In another example of how greed and lack of caution have allowed scammers to fleece eager ethereum investors, a rash of phishing attacks in early July saw people give more than $600,000 of their money away. In that case, scammers reportedly spammed people in ethereum Slack channels with links ostensibly to invest in various legitimate ICOs, but which really linked people to a fake page controlled by the attacker. While some potential victims were likely smart enough to see through the ruse, others, eager to cash in on the ICO craze, simply gave their money to the hackers.

This is all, frankly, totally bonkers and completely unnecessary. The easiest way to avoid these sorts of disastrous hacks is a little bit of caution on the part of investors (of course, the people running ICOs need to have their internet security game locked down as well). The problem is that the ICO market discourages caution.

Initial Coin Offerings are hyped up for days or weeks in advance, usually with a countdown to the moment when the address where people can send their money is revealed. This hype is often totally out of proportion with the products on display—many ICOs launch without a product ready to go, making them seem more like Kickstarters on steroids than viable investments. Thus, investing in tokens is often a gamble by speculators who want to get in on the ground floor, because the value of tokens can go up when an ICO nears its end.

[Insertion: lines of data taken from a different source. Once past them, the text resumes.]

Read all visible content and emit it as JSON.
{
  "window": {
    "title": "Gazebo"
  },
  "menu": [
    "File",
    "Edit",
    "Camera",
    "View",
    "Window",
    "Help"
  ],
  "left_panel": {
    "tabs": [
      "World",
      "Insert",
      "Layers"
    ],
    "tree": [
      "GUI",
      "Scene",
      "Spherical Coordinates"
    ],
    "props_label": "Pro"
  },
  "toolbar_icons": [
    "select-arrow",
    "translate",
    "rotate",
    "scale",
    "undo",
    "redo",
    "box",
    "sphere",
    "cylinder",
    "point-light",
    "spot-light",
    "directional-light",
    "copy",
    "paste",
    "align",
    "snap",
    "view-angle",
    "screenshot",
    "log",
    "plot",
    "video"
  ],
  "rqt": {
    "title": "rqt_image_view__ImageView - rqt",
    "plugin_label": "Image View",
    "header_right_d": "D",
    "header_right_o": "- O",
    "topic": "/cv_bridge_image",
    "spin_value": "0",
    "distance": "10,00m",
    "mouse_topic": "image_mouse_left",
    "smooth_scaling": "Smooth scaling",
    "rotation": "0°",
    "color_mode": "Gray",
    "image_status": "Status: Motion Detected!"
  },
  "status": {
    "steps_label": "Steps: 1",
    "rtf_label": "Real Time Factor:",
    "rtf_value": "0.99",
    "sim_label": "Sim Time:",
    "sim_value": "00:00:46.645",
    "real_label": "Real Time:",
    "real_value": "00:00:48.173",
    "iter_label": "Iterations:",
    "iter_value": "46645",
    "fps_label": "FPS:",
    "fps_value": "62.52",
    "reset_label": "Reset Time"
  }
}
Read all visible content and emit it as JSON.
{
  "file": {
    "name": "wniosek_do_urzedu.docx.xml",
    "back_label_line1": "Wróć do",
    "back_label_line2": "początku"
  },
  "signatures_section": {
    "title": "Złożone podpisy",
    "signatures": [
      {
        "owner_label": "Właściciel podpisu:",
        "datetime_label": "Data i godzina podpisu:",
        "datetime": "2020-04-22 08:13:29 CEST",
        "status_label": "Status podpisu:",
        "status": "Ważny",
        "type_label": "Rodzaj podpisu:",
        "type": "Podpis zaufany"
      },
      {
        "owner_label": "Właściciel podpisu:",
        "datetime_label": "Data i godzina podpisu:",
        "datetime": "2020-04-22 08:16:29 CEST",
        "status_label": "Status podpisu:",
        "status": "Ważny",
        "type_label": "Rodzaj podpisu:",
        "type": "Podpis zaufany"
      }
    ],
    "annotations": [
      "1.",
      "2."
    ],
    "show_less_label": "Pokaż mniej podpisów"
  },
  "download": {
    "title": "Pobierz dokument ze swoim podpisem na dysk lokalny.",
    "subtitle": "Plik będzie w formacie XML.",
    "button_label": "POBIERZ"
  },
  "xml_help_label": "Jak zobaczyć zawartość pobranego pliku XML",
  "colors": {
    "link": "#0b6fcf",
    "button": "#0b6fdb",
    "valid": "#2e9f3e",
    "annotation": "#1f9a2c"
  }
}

This model is exactly what hackers can exploit to make off with hundreds of thousands of dollars, or even millions, without any chance of people getting their money back—cryptocurrency transactions are irreversible. Other industries, like online ticket selling, have similar-ish problems with people trying to game a sale the second it goes live, and the companies involved have entire teams dedicated to digital security to prevent this from happening.

While ethereum's code holds a ton of promise for some truly out-there applications, from redefining attention economies to administering city-wide sanitation, the whole endeavour risks burning itself out on hacks that could be easily avoided.